House of Many Ways
Following the success of Miyazaki’s animated adaptation of Howl’s Moving Castle, Wynne Jones revisits the Wizard Howl (last glimpsed in Castles in the Air). Bookish Charmaine discovers magical abilities hidden under her family’s veneer of respectability when she is sent to look after her sick greatuncle’s house. Secret routes exist leading to the Royal Mansion of Ingary, and to the dwellings of the Kobolds (who are dwarf-like beings). With the help of a host of interesting characters, including Sophie, Howl and Calcifer, Charmaine discovers that the heir to the throne is a monstrous lubbockin, and that he has been stealing the royal fortune.

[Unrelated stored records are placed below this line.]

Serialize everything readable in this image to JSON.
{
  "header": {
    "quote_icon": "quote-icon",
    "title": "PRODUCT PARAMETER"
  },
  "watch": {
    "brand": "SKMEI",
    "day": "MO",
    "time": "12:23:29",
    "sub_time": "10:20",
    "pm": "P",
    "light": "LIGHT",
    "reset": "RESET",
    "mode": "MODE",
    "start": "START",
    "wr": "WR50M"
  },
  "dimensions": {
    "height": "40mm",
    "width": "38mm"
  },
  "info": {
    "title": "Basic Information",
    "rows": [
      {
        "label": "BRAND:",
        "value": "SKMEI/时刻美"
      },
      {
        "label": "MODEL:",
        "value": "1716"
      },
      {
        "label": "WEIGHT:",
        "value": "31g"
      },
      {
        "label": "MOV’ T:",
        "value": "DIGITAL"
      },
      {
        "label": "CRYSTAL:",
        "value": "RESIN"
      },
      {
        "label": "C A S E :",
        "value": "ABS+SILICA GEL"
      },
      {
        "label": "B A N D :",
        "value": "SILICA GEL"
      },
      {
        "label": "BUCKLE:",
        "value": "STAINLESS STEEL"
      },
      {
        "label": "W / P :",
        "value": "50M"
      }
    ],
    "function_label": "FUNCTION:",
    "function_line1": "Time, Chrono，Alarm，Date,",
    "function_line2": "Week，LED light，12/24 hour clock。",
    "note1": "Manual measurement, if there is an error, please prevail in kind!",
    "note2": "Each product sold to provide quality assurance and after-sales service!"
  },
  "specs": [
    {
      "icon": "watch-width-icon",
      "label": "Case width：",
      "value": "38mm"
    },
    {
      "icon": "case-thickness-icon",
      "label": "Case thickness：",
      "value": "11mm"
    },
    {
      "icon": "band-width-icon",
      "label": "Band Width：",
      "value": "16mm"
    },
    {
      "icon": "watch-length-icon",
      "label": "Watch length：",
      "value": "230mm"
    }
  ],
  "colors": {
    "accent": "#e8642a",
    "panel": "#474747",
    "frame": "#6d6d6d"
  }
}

Wynne Jones’s style is witty and easy to read and will appeal to all lovers of magical tales. Although it is a sequel to earlier books, it isn’t necessary to have read them to enjoy the story. The ‘many ways’ of the title refer to the mysterious set-up of Charmaine’s Great-Uncle William’s house, which allows the canny traveller to take shortcuts through Ingary and also back in time. Wynne Jones deftly deals with chaotic plot strands and complicated ideas, and the overall result is an entertaining and charming read. However, the ending felt rather rushed, and some of the many ways were perhaps deserving of further exploration.